When it comes to returning to "normal" life after being fully vaccinated, Dr. Josh Kooistra, Chief Medical Officer, Spectrum Health West Michigan, says it will all depend on what percentage of the population gets vaccinated.

"The greater percentage, the less necessary social distancing restrictions and masking become," said Dr. Kooistra, noting the chance of a group of individuals who are fully vaccinated spreading COVID-19 amongst themselves is extremely small. "I suspect until significant herd immunity is achieved, masking will continue, especially in public indoor settings. Temperature checking and symptom screening will also continue into the foreseeable future."

Dίna Aper, BS, MLS (ASCP) CM, CIC, Senior Infection Preventionist, Metro Health – University of Michigan Health, says we must continue to show compassion and grace to others. And though certain guidelines aren't as strict, most things will look the same.

"Wash your hands—that will never go away; wear a mask in public and limit gatherings," said Aper. "If you're going to get together, keep it to smaller numbers in larger areas to maintain social distance; gather outside whenever you are able and open windows if gathering inside; and only gather with those that have been vaccinated or are at lower risk."

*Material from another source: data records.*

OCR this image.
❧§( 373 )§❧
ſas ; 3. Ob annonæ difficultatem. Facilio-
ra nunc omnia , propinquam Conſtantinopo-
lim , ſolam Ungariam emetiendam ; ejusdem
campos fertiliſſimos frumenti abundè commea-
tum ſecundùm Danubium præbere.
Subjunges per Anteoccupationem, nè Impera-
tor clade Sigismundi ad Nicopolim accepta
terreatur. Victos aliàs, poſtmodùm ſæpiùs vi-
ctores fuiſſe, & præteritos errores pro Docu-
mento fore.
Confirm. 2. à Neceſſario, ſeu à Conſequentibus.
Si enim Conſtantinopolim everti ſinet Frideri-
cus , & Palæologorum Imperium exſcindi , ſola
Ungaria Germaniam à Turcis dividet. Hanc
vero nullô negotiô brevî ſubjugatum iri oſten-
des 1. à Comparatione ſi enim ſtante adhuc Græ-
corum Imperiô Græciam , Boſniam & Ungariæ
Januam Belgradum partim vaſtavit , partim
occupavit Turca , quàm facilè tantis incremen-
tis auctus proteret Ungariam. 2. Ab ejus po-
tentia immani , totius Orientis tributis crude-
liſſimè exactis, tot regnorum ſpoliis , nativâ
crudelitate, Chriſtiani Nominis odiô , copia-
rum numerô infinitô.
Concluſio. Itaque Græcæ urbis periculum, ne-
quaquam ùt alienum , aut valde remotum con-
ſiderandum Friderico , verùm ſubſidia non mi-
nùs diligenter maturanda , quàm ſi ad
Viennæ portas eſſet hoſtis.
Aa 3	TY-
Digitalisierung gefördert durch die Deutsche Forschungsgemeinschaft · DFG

We've been forever changed by this event and it's important to come to terms with some things being the new normal. Nika Fesler, MA LPC, Clinical Director, Adolescent & Family Behavioral Health Services, says to keep in mind that every individual has experienced the pandemic and loss in different ways.

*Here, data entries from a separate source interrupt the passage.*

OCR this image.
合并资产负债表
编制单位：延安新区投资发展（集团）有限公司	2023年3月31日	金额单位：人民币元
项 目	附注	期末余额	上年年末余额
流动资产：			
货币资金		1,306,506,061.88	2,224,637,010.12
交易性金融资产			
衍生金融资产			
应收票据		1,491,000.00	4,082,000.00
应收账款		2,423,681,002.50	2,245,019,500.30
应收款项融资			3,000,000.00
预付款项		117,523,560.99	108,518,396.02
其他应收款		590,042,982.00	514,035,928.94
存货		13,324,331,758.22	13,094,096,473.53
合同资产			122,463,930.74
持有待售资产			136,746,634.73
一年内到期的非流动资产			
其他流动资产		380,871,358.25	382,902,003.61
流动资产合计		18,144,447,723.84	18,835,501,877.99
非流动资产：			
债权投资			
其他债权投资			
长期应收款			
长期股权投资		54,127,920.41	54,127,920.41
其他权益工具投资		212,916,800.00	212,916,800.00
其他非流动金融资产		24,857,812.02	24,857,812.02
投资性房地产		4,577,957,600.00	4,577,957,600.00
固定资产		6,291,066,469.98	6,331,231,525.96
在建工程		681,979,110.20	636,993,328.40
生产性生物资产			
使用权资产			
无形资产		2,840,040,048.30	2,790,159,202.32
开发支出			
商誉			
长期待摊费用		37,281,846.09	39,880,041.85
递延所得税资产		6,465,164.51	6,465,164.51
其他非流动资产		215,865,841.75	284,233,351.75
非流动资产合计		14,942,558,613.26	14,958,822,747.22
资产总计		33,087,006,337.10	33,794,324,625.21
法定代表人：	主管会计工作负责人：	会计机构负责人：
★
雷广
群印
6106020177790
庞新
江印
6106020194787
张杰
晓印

"As we move into a time of being able to more safely interact (based on CDC recommendations), it may not mean that people feel safe yet," said Fesler. "Moving into more opportunities for socializing might create some feelings of anxiety or stress and it could be helpful to talk through these feelings and plan on doing some coping ahead."

With the warmer weather, Dr. Kooistra says to take advantage of being able to gather outdoors.

"Enjoy all of the outdoor activities that West Michigan has to offer," said Dr. Kooistra, "If you have the opportunity to get vaccinated, please do so. The more of us that do, the more our lives will look like they did before the pandemic."

Aper emphasizes trying to have fun (safely) this summer.

"Please continue to keep safety in mind as you plan your summer," Aper said. "Be mindful of travel and avoid areas that are reporting high numbers. And be extra careful around those who are still at risk."

When it comes to making plans, Fesler suggests understanding your own needs and boundaries so you can effectively communicate them to your social circles.

"I once had a friend tell me, 'I've never regretted checking my blind spot before switching lanes'—I think that applies to this situation," Fesler said. "I don't imagine checking in with family and friends will be ill-received or something to regret. I think we can expect to have days where we know what to do and days that we don't. When you don't know what to do, give yourself some time and space to listen to your own needs."

*The information in this article on CDC guidelines was accurate at the time of publication.


Potential comfort-level conversation starters:

Provided by Nika Fesler, MA LPC

"I'm interested in having you and your family over for dinner in the upcoming weeks. What do you think about that and what would your needs be to make that feel comfortable and safe?"

"I'd like to plan a trip, it would be so much fun to do that together. Would you be interested in joining and how are you feeling about traveling safely right now?"

"If we meet up, would you like me to wear a mask?"

"I want to let you know I'm happy to talk about your safety needs and I hope I can talk about mine, as well."